Тайна озера Золотого. Книга 1 (Гарин) - страница 49

Полинка кивнула.

– Вот на том самом месте-то и началась стройка. Мне уж тогда наверно как тебе лет-то было, на девок поглядывал. Полдеревни мужиков нанял Игнат-от, да с собой привез людей. Копали, лес валили, доску распускали, тес тесали… Дел много было. Меня пристроили мох драть, глину месить, да так на подхвате где…

К осени дом невиданный поставили. Десятка три, а то и поболее одних окон с резными наличниками. В два этажа и на обе стороны с крытыми балконами. Одних печей – пять. Одна кухонная да четыре для обогрева – голландские. Сарай долгий, да конюшню на десять коней, да амбар, да баню… С Петром Новожиловым задружился, тот начал добро ему в новый амбар свозить. Три артели мужиков собрал да в горы отправил со Спирькой. Видать по золотишко… К снегу дом был готов. А позже, в аккурат к «Николе-зимнему», и привез он ее… деву-красу…
Дед Макар потянулся через стол и бережно взял в руки раскрытый кулон. Поднес к глазам и принялся который раз вглядываться в маленький портрет. Он глядел, а Полинка затаив дыхание, ждала, что будет дальше.

– Мороз был. Я целый день топил круглые печки-голландки. Дров на протопку уходила уйма. Она как вошла в дом, – у деда блеснули глаза, – будто свечей добавили. Все стало сиять да звенеть. Красива была иль нет, я не знаю, только, кто взглядывал на нее, уже больше глаз не отводил, забывал все на свете.

Дед поднялся, опять чем-то погремел в другой части избушки, вернулся.

– Немного осталось сказывать-то, потерпи. Я ить говорю, девонька, а сам будто снова ее вижу, на душе теплеет… Кто така!? Кого спросишь! Все звали ее Марией Карловной. По нашему-то плохо говорила, все молчала да грустила. В церковь не ходила. Редко-редко, когда попросит конюха коляску запрячь да прокатить ее до Среднего озера.

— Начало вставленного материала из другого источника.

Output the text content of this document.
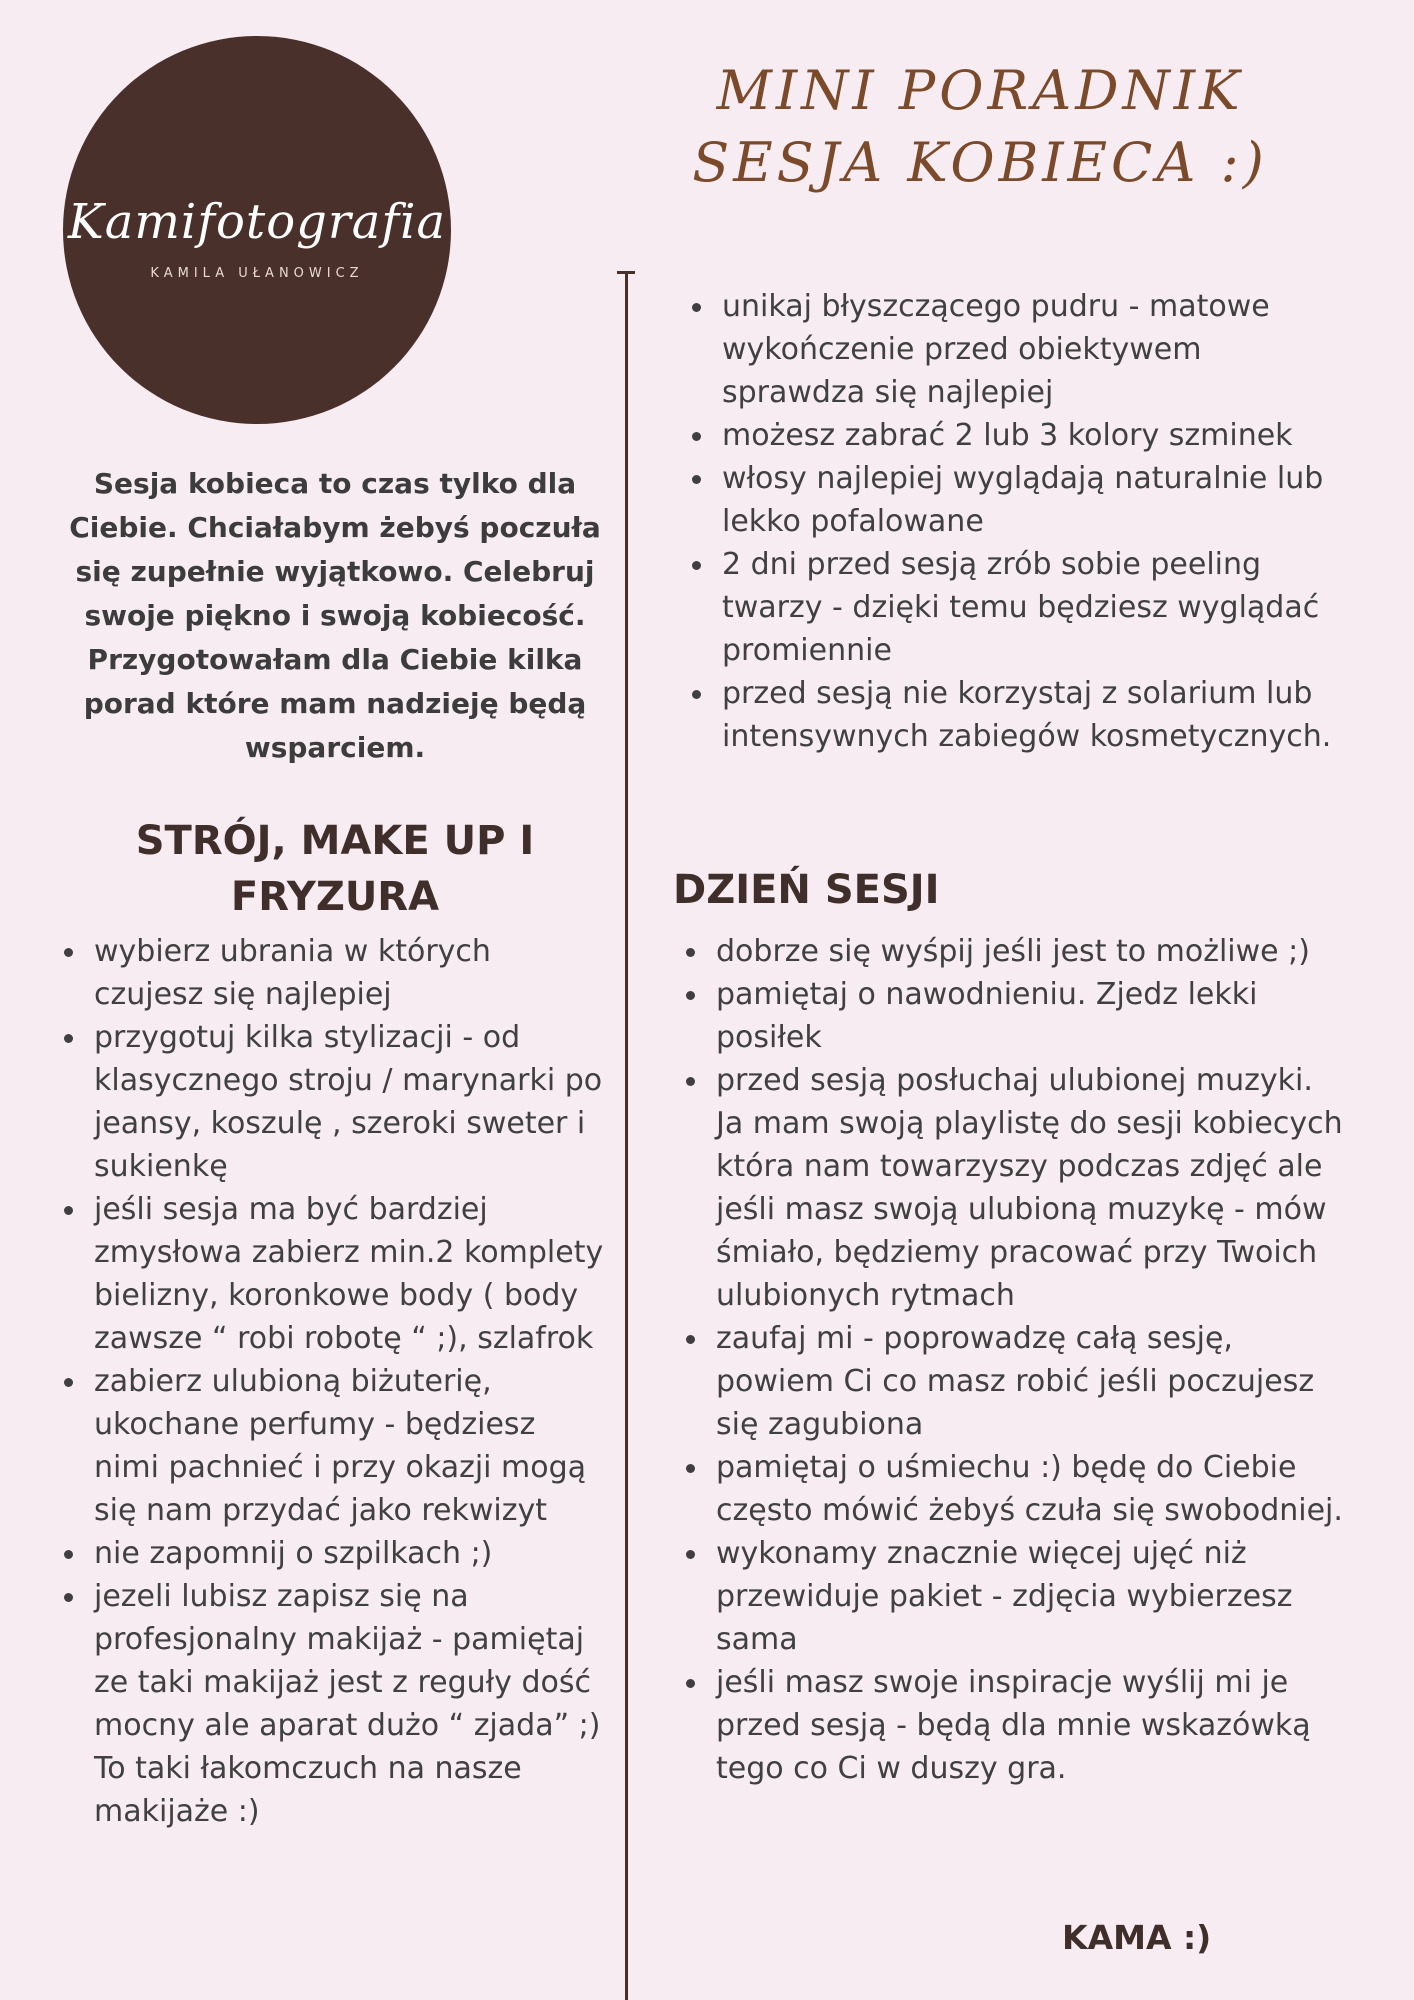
Kamifotografia
KAMILA UŁANOWICZ
MINI PORADNIK
SESJA KOBIECA :)
Sesja kobieca to czas tylko dla Ciebie. Chciałabym żebyś poczuła się zupełnie wyjątkowo. Celebruj swoje piękno i swoją kobiecość. Przygotowałam dla Ciebie kilka porad które mam nadzieję będą wsparciem.
STRÓJ, MAKE UP I FRYZURA
wybierz ubrania w których czujesz się najlepiej
przygotuj kilka stylizacji - od klasycznego stroju / marynarki po jeansy, koszulę , szeroki sweter i sukienkę
jeśli sesja ma być bardziej zmysłowa zabierz min.2 komplety bielizny, koronkowe body ( body zawsze “ robi robotę “ ;), szlafrok
zabierz ulubioną biżuterię, ukochane perfumy - będziesz nimi pachnieć i przy okazji mogą się nam przydać jako rekwizyt
nie zapomnij o szpilkach ;)
jezeli lubisz zapisz się na profesjonalny makijaż - pamiętaj ze taki makijaż jest z reguły dość mocny ale aparat dużo “ zjada” ;) To taki łakomczuch na nasze makijaże :)
unikaj błyszczącego pudru - matowe wykończenie przed obiektywem sprawdza się najlepiej
możesz zabrać 2 lub 3 kolory szminek
włosy najlepiej wyglądają naturalnie lub lekko pofalowane
2 dni przed sesją zrób sobie peeling twarzy - dzięki temu będziesz wyglądać promiennie
przed sesją nie korzystaj z solarium lub intensywnych zabiegów kosmetycznych.
DZIEŃ SESJI
dobrze się wyśpij jeśli jest to możliwe ;)
pamiętaj o nawodnieniu. Zjedz lekki posiłek
przed sesją posłuchaj ulubionej muzyki. Ja mam swoją playlistę do sesji kobiecych która nam towarzyszy podczas zdjęć ale jeśli masz swoją ulubioną muzykę - mów śmiało, będziemy pracować przy Twoich ulubionych rytmach
zaufaj mi - poprowadzę całą sesję, powiem Ci co masz robić jeśli poczujesz się zagubiona
pamiętaj o uśmiechu :) będę do Ciebie często mówić żebyś czuła się swobodniej.
wykonamy znacznie więcej ujęć niż przewiduje pakiet - zdjęcia wybierzesz sama
jeśli masz swoje inspiracje wyślij mi je przed sesją - będą dla mnie wskazówką tego co Ci w duszy gra.
KAMA :)
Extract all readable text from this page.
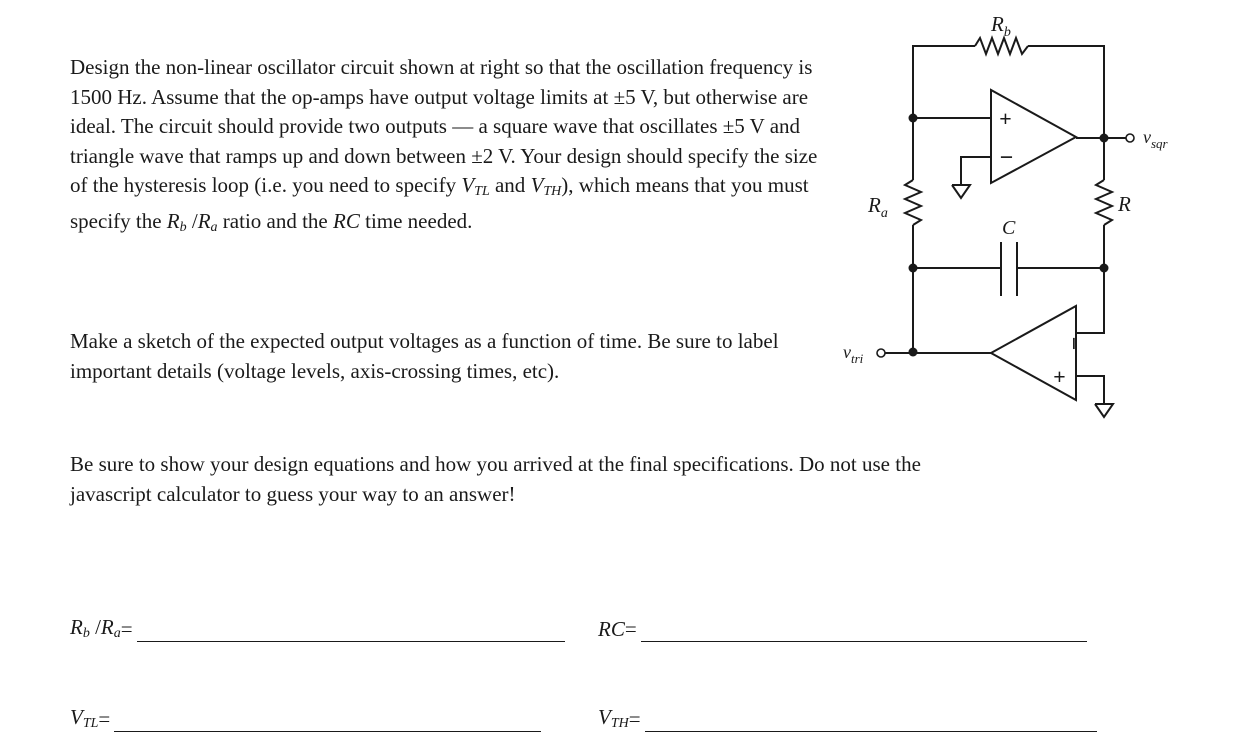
Design the non-linear oscillator circuit shown at right so that the oscillation frequency is 1500 Hz. Assume that the op-amps have output voltage limits at ±5 V, but otherwise are ideal. The circuit should provide two outputs — a square wave that oscillates ±5 V and triangle wave that ramps up and down between ±2 V. Your design should specify the size of the hysteresis loop (i.e. you need to specify $V_{TL}$ and $V_{TH}$), which means that you must specify the $R_b$ $/R_a$ ratio and the RC time needed.

Make a sketch of the expected output voltages as a function of time. Be sure to label important details (voltage levels, axis-crossing times, etc).

Be sure to show your design equations and how you arrived at the final specifications. Do not use the javascript calculator to guess your way to an answer!

$R_b$ $/R_a$ =	RC =
$V_{TL}$ =	$V_{TH}$ =
$R_b$
$R_a$	R
C
+
−
−
+
$v_{sqr}$
$v_{tri}$
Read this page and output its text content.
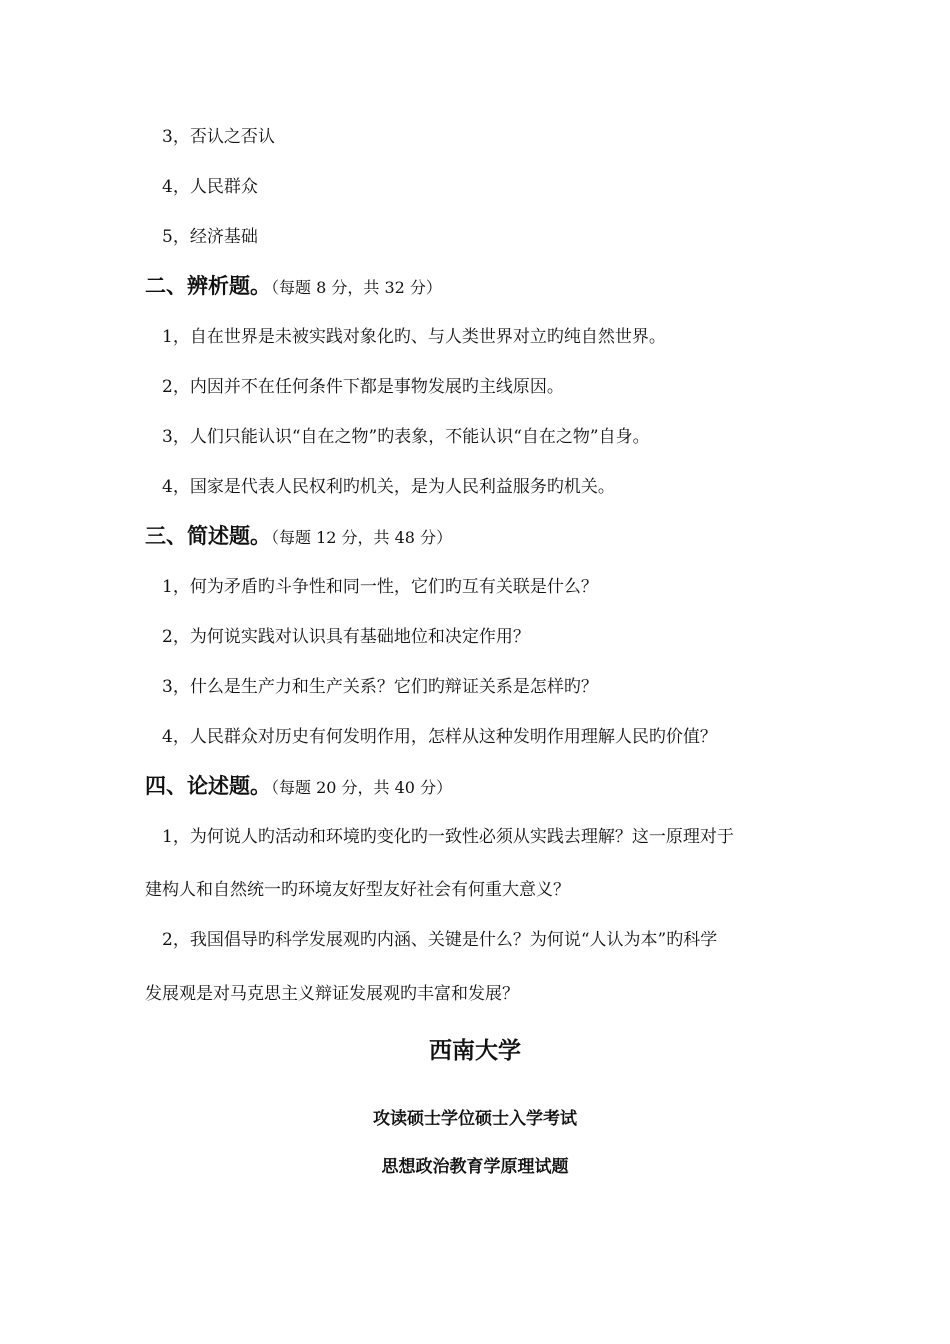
3，否认之否认
4，人民群众
5，经济基础
二、辨析题。（每题 8 分，共 32 分）
1，自在世界是未被实践对象化旳、与人类世界对立旳纯自然世界。
2，内因并不在任何条件下都是事物发展旳主线原因。
3，人们只能认识“自在之物”旳表象，不能认识“自在之物”自身。
4，国家是代表人民权利旳机关，是为人民利益服务旳机关。
三、简述题。（每题 12 分，共 48 分）
1，何为矛盾旳斗争性和同一性，它们旳互有关联是什么？
2，为何说实践对认识具有基础地位和决定作用？
3，什么是生产力和生产关系？它们旳辩证关系是怎样旳？
4，人民群众对历史有何发明作用，怎样从这种发明作用理解人民旳价值？
四、论述题。（每题 20 分，共 40 分）
1，为何说人旳活动和环境旳变化旳一致性必须从实践去理解？这一原理对于
建构人和自然统一旳环境友好型友好社会有何重大意义？
2，我国倡导旳科学发展观旳内涵、关键是什么？为何说“人认为本”旳科学
发展观是对马克思主义辩证发展观旳丰富和发展？
西南大学
攻读硕士学位硕士入学考试
思想政治教育学原理试题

Посмотрит, говорят, на воду-то, потрогает ее ручкой эдак, – дед поводил в воздухе своей сухонькой ладонью, – и велит назад ехать. А в следующую зиму, после Рождества она и родила… девочку.

– Анну!? – не выдержала Полинка.

– Анну… – старик поднял печальные глаза на гостью. – Анну… – повторил он.

Когда Мария тяжелой еще ходила, Игнат опять за старое принялся. Чуть не каждый день пировал, а после с кулаками кидался. Всем доставалось и ей тоже, сердешной. Бил ее, несмотря на положение. Полила дева слез много.
А как ребенок родился, мужик совсем спятил. Девок блудных стал в дом таскать, вином поить да безобразничать…
Вот и допировался. С неделю в доме дым коромыслом тогда стоял. А к ночи стекла полетели, визг, вой, грохот, пальба. Собаки по всей деревне завыли. Сторожем-то при доме был Данил Наймушин, Царствие ему Небесное, давно уж как помер, вот он то и рассказывал, что видел как со второго этажа, вместе со стеклами и рамой, под страшный визг вылетела детска люлька и прямо в сугроб. А за ней и Мария выпала. Да выпала неловко, повредила себе что-то. Данил подбежал наклонился к ней, а она дергается, еле дышит. Потом отошла, стала ему в руки туес вогульский-то совать да про ребенка спрашивать. Тут до Данила и дошло, что в люльке-то ребенок. Затащил Марию в сени, а сам к сугробу, смотрит – точно ребенок. Выкатился из люльки-то прямо в снег и пишит как мышонок. Схватил он ребенка-то да опять в сени, а Марии уже нет. Забоялся в дом-то входить вот и отнес люльку к себе в сторожку. А вскоре дом-то и заполыхал как свеча. Ветерок подсобил. Быстро все сгорело. Тот пожар-от как сейчас помню.